Steinbeis helps metalworking company sell its business
Every year in Germany, as many as 80,000 family-owned businesses face succession issues. If the owners’ children have different career aspirations, internal succession may no longer be possible. Usually, the only remaining option is to look outside the company; the family and the business enterprise simply have to go different ways, and the company’s management and capital are transferred to a third party. Thankfully, help with this process can be provided by the Steinbeis Transfer Center for Production and Quality in Furtwangen.
Finding someone suitable to take over a small or medium-sized business (SME) is an extremely complex process. Succession planning should therefore not be started too late and must be carried out professionally. For a potential buyer, acquiring a company that already has a reputation in the market is a useful alternative to setting up a new company or expanding existing operations. It also makes it easier to achieve turnover and revenue goals.

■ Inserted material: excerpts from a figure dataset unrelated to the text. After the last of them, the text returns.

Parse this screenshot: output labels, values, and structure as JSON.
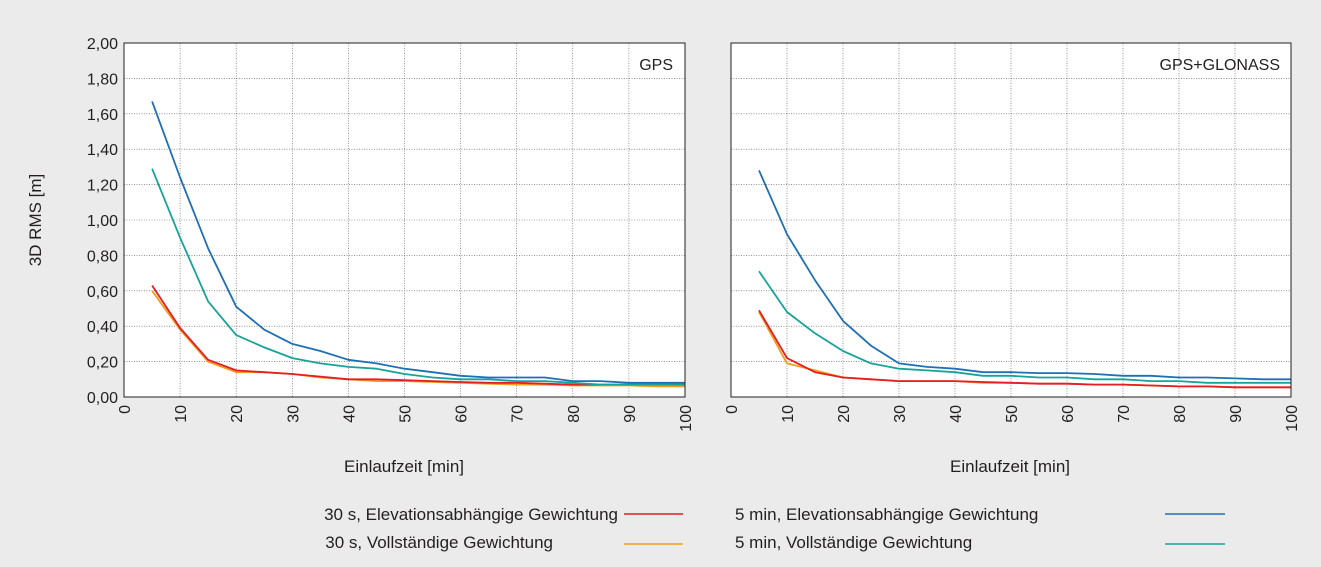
{
  "colors": {
    "background": "#ebebeb",
    "plot_bg": "#ffffff",
    "grid": "#555555",
    "series": {
      "s30_elev": "#e31e24",
      "s30_full": "#f39c1e",
      "s5_elev": "#1f6fb5",
      "s5_full": "#17a39a"
    }
  },
  "chart_data": [
    {
      "type": "line",
      "panel_label": "GPS",
      "xlabel": "Einlaufzeit [min]",
      "ylabel": "3D RMS [m]",
      "xlim": [
        0,
        100
      ],
      "ylim": [
        0,
        2.0
      ],
      "xticks": [
        "0",
        "10",
        "20",
        "30",
        "40",
        "50",
        "60",
        "70",
        "80",
        "90",
        "100"
      ],
      "yticks": [
        "0,00",
        "0,20",
        "0,40",
        "0,60",
        "0,80",
        "1,00",
        "1,20",
        "1,40",
        "1,60",
        "1,80",
        "2,00"
      ],
      "grid": true,
      "series": [
        {
          "key": "s30_full",
          "x": [
            5,
            10,
            15,
            20,
            25,
            30,
            35,
            40,
            45,
            50,
            55,
            60,
            65,
            70,
            75,
            80,
            85,
            90,
            95,
            100
          ],
          "y": [
            0.6,
            0.38,
            0.2,
            0.14,
            0.14,
            0.13,
            0.11,
            0.1,
            0.09,
            0.09,
            0.085,
            0.08,
            0.075,
            0.07,
            0.07,
            0.065,
            0.065,
            0.065,
            0.06,
            0.06
          ]
        },
        {
          "key": "s30_elev",
          "x": [
            5,
            10,
            15,
            20,
            25,
            30,
            35,
            40,
            45,
            50,
            55,
            60,
            65,
            70,
            75,
            80,
            85,
            90,
            95,
            100
          ],
          "y": [
            0.63,
            0.39,
            0.21,
            0.15,
            0.14,
            0.13,
            0.115,
            0.1,
            0.1,
            0.095,
            0.09,
            0.085,
            0.08,
            0.08,
            0.075,
            0.07,
            0.07,
            0.07,
            0.07,
            0.07
          ]
        },
        {
          "key": "s5_full",
          "x": [
            5,
            10,
            15,
            20,
            25,
            30,
            35,
            40,
            45,
            50,
            55,
            60,
            65,
            70,
            75,
            80,
            85,
            90,
            95,
            100
          ],
          "y": [
            1.29,
            0.9,
            0.54,
            0.35,
            0.28,
            0.22,
            0.19,
            0.17,
            0.16,
            0.13,
            0.11,
            0.1,
            0.1,
            0.09,
            0.09,
            0.08,
            0.07,
            0.07,
            0.07,
            0.07
          ]
        },
        {
          "key": "s5_elev",
          "x": [
            5,
            10,
            15,
            20,
            25,
            30,
            35,
            40,
            45,
            50,
            55,
            60,
            65,
            70,
            75,
            80,
            85,
            90,
            95,
            100
          ],
          "y": [
            1.67,
            1.24,
            0.84,
            0.51,
            0.38,
            0.3,
            0.26,
            0.21,
            0.19,
            0.16,
            0.14,
            0.12,
            0.11,
            0.11,
            0.11,
            0.09,
            0.09,
            0.08,
            0.08,
            0.08
          ]
        }
      ]
    },
    {
      "type": "line",
      "panel_label": "GPS+GLONASS",
      "xlabel": "Einlaufzeit [min]",
      "ylabel": "",
      "xlim": [
        0,
        100
      ],
      "ylim": [
        0,
        2.0
      ],
      "xticks": [
        "0",
        "10",
        "20",
        "30",
        "40",
        "50",
        "60",
        "70",
        "80",
        "90",
        "100"
      ],
      "yticks": [],
      "grid": true,
      "series": [
        {
          "key": "s30_full",
          "x": [
            5,
            10,
            15,
            20,
            25,
            30,
            35,
            40,
            45,
            50,
            55,
            60,
            65,
            70,
            75,
            80,
            85,
            90,
            95,
            100
          ],
          "y": [
            0.48,
            0.19,
            0.15,
            0.11,
            0.1,
            0.09,
            0.09,
            0.09,
            0.08,
            0.08,
            0.075,
            0.075,
            0.07,
            0.07,
            0.065,
            0.06,
            0.06,
            0.055,
            0.055,
            0.055
          ]
        },
        {
          "key": "s30_elev",
          "x": [
            5,
            10,
            15,
            20,
            25,
            30,
            35,
            40,
            45,
            50,
            55,
            60,
            65,
            70,
            75,
            80,
            85,
            90,
            95,
            100
          ],
          "y": [
            0.49,
            0.22,
            0.14,
            0.11,
            0.1,
            0.09,
            0.09,
            0.09,
            0.085,
            0.08,
            0.075,
            0.075,
            0.07,
            0.07,
            0.065,
            0.06,
            0.06,
            0.055,
            0.055,
            0.055
          ]
        },
        {
          "key": "s5_full",
          "x": [
            5,
            10,
            15,
            20,
            25,
            30,
            35,
            40,
            45,
            50,
            55,
            60,
            65,
            70,
            75,
            80,
            85,
            90,
            95,
            100
          ],
          "y": [
            0.71,
            0.48,
            0.36,
            0.26,
            0.19,
            0.16,
            0.15,
            0.14,
            0.12,
            0.12,
            0.11,
            0.11,
            0.1,
            0.1,
            0.09,
            0.09,
            0.08,
            0.08,
            0.08,
            0.08
          ]
        },
        {
          "key": "s5_elev",
          "x": [
            5,
            10,
            15,
            20,
            25,
            30,
            35,
            40,
            45,
            50,
            55,
            60,
            65,
            70,
            75,
            80,
            85,
            90,
            95,
            100
          ],
          "y": [
            1.28,
            0.92,
            0.66,
            0.43,
            0.29,
            0.19,
            0.17,
            0.16,
            0.14,
            0.14,
            0.135,
            0.135,
            0.13,
            0.12,
            0.12,
            0.11,
            0.11,
            0.105,
            0.1,
            0.1
          ]
        }
      ]
    }
  ],
  "legend": [
    {
      "key": "s30_elev",
      "label": "30 s, Elevationsabhängige Gewichtung"
    },
    {
      "key": "s30_full",
      "label": "30 s, Vollständige Gewichtung"
    },
    {
      "key": "s5_elev",
      "label": "5 min, Elevationsabhängige Gewichtung"
    },
    {
      "key": "s5_full",
      "label": "5 min, Vollständige Gewichtung"
    }
  ]
}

This was a familiar situation for HEGO, a metalworking company based in Gosheim. Last year, HEGO approached the director of the Steinbeis Transfer Center for Production and Quality, Prof. Dr.-Ing. Jürgen Schmidt, in its search for a potential buyer. HEGO produces precision-lathed parts for use in a variety of industries, and has 12 employees. The starting point of the transaction process for Schmidt was to determine a reasonable market value for the company. It’s quite normal for there to be big differences between the expectations of the seller and the buyer when it comes to market value. Nonetheless, one thing always holds true: A company is only worth what somebody is willing to pay for it.

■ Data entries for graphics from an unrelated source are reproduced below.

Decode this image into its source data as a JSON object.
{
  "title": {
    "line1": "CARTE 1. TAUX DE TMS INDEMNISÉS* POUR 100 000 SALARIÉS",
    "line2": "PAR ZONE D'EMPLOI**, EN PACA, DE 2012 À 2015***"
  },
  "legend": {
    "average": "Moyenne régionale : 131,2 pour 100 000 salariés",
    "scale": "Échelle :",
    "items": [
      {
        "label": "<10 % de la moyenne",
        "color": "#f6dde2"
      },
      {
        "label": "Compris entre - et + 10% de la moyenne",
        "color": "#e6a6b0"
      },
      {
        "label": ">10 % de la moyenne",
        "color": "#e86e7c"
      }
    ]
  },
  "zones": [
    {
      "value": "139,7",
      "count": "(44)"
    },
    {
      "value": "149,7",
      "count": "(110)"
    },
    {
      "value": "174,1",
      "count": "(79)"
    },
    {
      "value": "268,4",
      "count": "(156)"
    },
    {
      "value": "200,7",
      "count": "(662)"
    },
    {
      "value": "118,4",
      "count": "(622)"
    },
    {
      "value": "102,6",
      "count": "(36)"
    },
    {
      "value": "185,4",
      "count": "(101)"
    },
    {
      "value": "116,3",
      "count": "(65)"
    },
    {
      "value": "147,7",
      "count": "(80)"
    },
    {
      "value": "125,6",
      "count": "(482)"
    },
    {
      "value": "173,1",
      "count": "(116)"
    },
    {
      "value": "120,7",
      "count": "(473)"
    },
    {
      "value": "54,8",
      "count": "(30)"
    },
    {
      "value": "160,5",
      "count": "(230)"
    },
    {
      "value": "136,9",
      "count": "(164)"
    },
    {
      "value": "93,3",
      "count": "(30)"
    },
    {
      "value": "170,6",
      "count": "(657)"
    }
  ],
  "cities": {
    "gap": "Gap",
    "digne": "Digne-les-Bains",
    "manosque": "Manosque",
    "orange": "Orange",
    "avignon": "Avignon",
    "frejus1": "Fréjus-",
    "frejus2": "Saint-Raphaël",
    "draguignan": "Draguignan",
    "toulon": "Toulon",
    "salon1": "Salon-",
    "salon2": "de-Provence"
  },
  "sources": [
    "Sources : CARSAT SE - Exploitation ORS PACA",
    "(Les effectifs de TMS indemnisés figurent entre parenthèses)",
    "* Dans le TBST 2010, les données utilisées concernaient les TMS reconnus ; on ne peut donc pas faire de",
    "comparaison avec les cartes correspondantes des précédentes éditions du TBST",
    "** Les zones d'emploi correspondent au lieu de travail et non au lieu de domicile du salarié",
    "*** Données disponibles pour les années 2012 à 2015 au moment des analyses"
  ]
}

Different company valuation methods provide ways to determine a business’s value. One approach that is particularly well suited to SMEs is the “multiples” method. This starts with the earnings before interest and tax (EBIT) of the last few years. Then, extraordinary revenues and expenditures are removed. What is left is a value that can be factored up by so-called finance multiples. For the process to work properly, you have to use multiples that are specific to the sector of industry, and these multiples are regularly updated and published on the internet. As HEGO has a turnover of less than 50 million, it is classed as a “small cap” company, and its field is mechanical engineering. The corresponding multipliers for July/August 2016 lay between 6.7 and 8.3. This resulted in a top-level value for the company which had to be recalculated to allow for net financial liabilities by subtracting interest-bearing liabilities from surplus liquidity.

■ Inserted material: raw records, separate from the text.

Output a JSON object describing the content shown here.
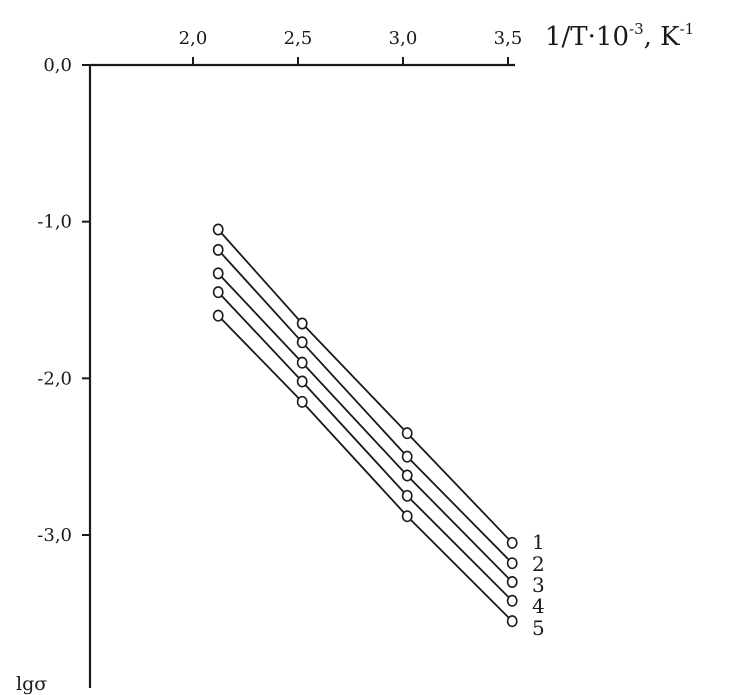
{
  "chart_data": {
    "type": "line",
    "xlabel_main": "1/T·10",
    "xlabel_exp": "-3",
    "xlabel_unit": ", K",
    "xlabel_unit_exp": "-1",
    "ylabel": "lgσ",
    "x_ticks": [
      "2,0",
      "2,5",
      "3,0",
      "3,5"
    ],
    "x_tick_values": [
      2.0,
      2.5,
      3.0,
      3.5
    ],
    "y_ticks": [
      "0,0",
      "-1,0",
      "-2,0",
      "-3,0"
    ],
    "y_tick_values": [
      0.0,
      -1.0,
      -2.0,
      -3.0
    ],
    "xlim": [
      1.55,
      3.5
    ],
    "ylim": [
      -4.0,
      0.0
    ],
    "grid": false,
    "x": [
      2.12,
      2.52,
      3.02,
      3.52
    ],
    "series": [
      {
        "name": "1",
        "values": [
          -1.05,
          -1.65,
          -2.35,
          -3.05
        ]
      },
      {
        "name": "2",
        "values": [
          -1.18,
          -1.77,
          -2.5,
          -3.18
        ]
      },
      {
        "name": "3",
        "values": [
          -1.33,
          -1.9,
          -2.62,
          -3.3
        ]
      },
      {
        "name": "4",
        "values": [
          -1.45,
          -2.02,
          -2.75,
          -3.42
        ]
      },
      {
        "name": "5",
        "values": [
          -1.6,
          -2.15,
          -2.88,
          -3.55
        ]
      }
    ],
    "marker": "open-circle",
    "colors": {
      "ink": "#1a1a1a",
      "background": "#ffffff"
    }
  }
}
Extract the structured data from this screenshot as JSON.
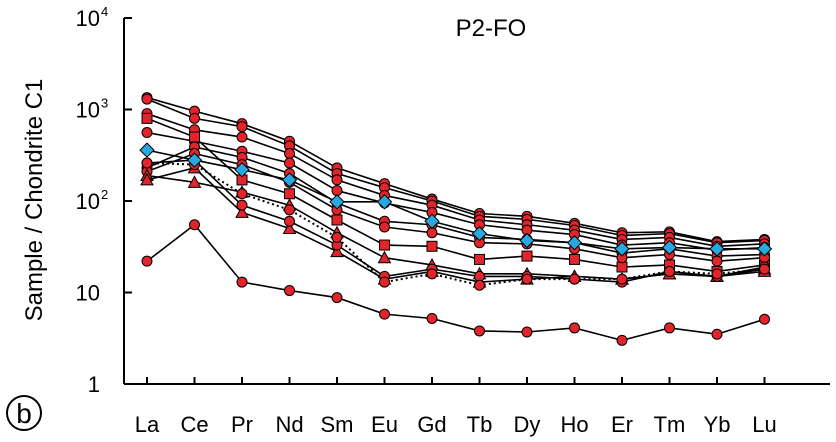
{
  "chart_data": {
    "type": "line",
    "panel_label": "b",
    "title": "P2-FO",
    "ylabel": "Sample / Chondrite C1",
    "xlabel": "",
    "y_scale": "log",
    "ylim": [
      1,
      10000
    ],
    "y_ticks": [
      {
        "value": 1,
        "base": "1",
        "exp": ""
      },
      {
        "value": 10,
        "base": "10",
        "exp": ""
      },
      {
        "value": 100,
        "base": "10",
        "exp": "2"
      },
      {
        "value": 1000,
        "base": "10",
        "exp": "3"
      },
      {
        "value": 10000,
        "base": "10",
        "exp": "4"
      }
    ],
    "categories": [
      "La",
      "Ce",
      "Pr",
      "Nd",
      "Sm",
      "Eu",
      "Gd",
      "Tb",
      "Dy",
      "Ho",
      "Er",
      "Tm",
      "Yb",
      "Lu"
    ],
    "grid": false,
    "colors": {
      "marker_fill": "#e3242b",
      "diamond_fill": "#29a8e0",
      "line": "#000000"
    },
    "series": [
      {
        "marker": "circle",
        "dashed": false,
        "values": [
          1350,
          960,
          700,
          450,
          230,
          155,
          105,
          73,
          68,
          57,
          45,
          46,
          36,
          38
        ]
      },
      {
        "marker": "circle",
        "dashed": false,
        "values": [
          1300,
          800,
          650,
          400,
          200,
          140,
          100,
          68,
          63,
          54,
          42,
          44,
          35,
          37
        ]
      },
      {
        "marker": "circle",
        "dashed": false,
        "values": [
          900,
          600,
          500,
          330,
          170,
          115,
          90,
          62,
          55,
          48,
          38,
          40,
          32,
          34
        ]
      },
      {
        "marker": "circle",
        "dashed": false,
        "values": [
          560,
          450,
          350,
          260,
          130,
          95,
          75,
          55,
          48,
          43,
          33,
          35,
          29,
          31
        ]
      },
      {
        "marker": "square",
        "dashed": false,
        "values": [
          800,
          500,
          170,
          120,
          62,
          33,
          32,
          23,
          25,
          23,
          19,
          20,
          17,
          20
        ]
      },
      {
        "marker": "circle",
        "dashed": false,
        "values": [
          230,
          390,
          300,
          200,
          95,
          60,
          55,
          40,
          38,
          35,
          27,
          30,
          25,
          26
        ]
      },
      {
        "marker": "circle",
        "dashed": false,
        "values": [
          210,
          330,
          250,
          160,
          80,
          52,
          45,
          35,
          34,
          30,
          24,
          26,
          22,
          24
        ]
      },
      {
        "marker": "triangle",
        "dashed": false,
        "values": [
          190,
          160,
          125,
          90,
          45,
          24,
          20,
          16,
          16,
          15,
          14,
          16,
          15,
          18
        ]
      },
      {
        "marker": "triangle",
        "dashed": false,
        "values": [
          170,
          230,
          75,
          50,
          28,
          14,
          17,
          13,
          14,
          15,
          14,
          16,
          15,
          17
        ]
      },
      {
        "marker": "circle",
        "dashed": false,
        "values": [
          260,
          280,
          90,
          60,
          33,
          15,
          18,
          15,
          15,
          14,
          13,
          17,
          15,
          19
        ]
      },
      {
        "marker": "circle",
        "dashed": true,
        "values": [
          260,
          250,
          120,
          80,
          40,
          13,
          16,
          12,
          14,
          14,
          14,
          17,
          16,
          18
        ]
      },
      {
        "marker": "circle",
        "dashed": false,
        "values": [
          22,
          55,
          13,
          10.5,
          8.8,
          5.8,
          5.2,
          3.8,
          3.7,
          4.1,
          3.0,
          4.1,
          3.5,
          5.1
        ]
      },
      {
        "marker": "diamond",
        "dashed": false,
        "values": [
          360,
          280,
          220,
          170,
          98,
          98,
          60,
          44,
          37,
          35,
          30,
          31,
          30,
          30
        ]
      }
    ]
  }
}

The resulting final value is generally the maximum acquisition price. The next step was to take this company value as a starting point and draft a meaningful profile of the business enterprise. This is used to identify, approach, and select potential buyers. Jürgen Schmidt set about getting in touch with buyers, who in this case ultimately ended up being Viktor and Alice Lepp. He then provided support to both the buyers and the sellers with the sales negotiations. In coordination with HEGO, the Steinbeis Transfer Center helped the Lepp family draft a business plan that would allow them to apply for a loan. To finance a company acquisition, it is generally good to fund around 15% of the transaction through personal equity. The remaining 85% of the required capital can by topped up by public funding programs backed by the state or government, or it can be provided by a “high-street” bank. In this case, the family’s bank submitted a proposal to a state funding bank, which in Germany is often a bank like KfW (or in Baden-Wuerttemberg, L-Bank). Depending on the specific program, a certain percentage of the loan is underwritten by a special guarantee bank. As the Lepps were from the metalworking industry, they could point to many years of experience at a similar company. As well as a realistic business plan, this was an important prerequisite for gaining financing from the banks for the acquisition. From start to finish, the project took around a year until everyone involved finally reached their goal. The HEGO metalworking business was acquired by Viktor and Alice Lepp on January 1, 2017.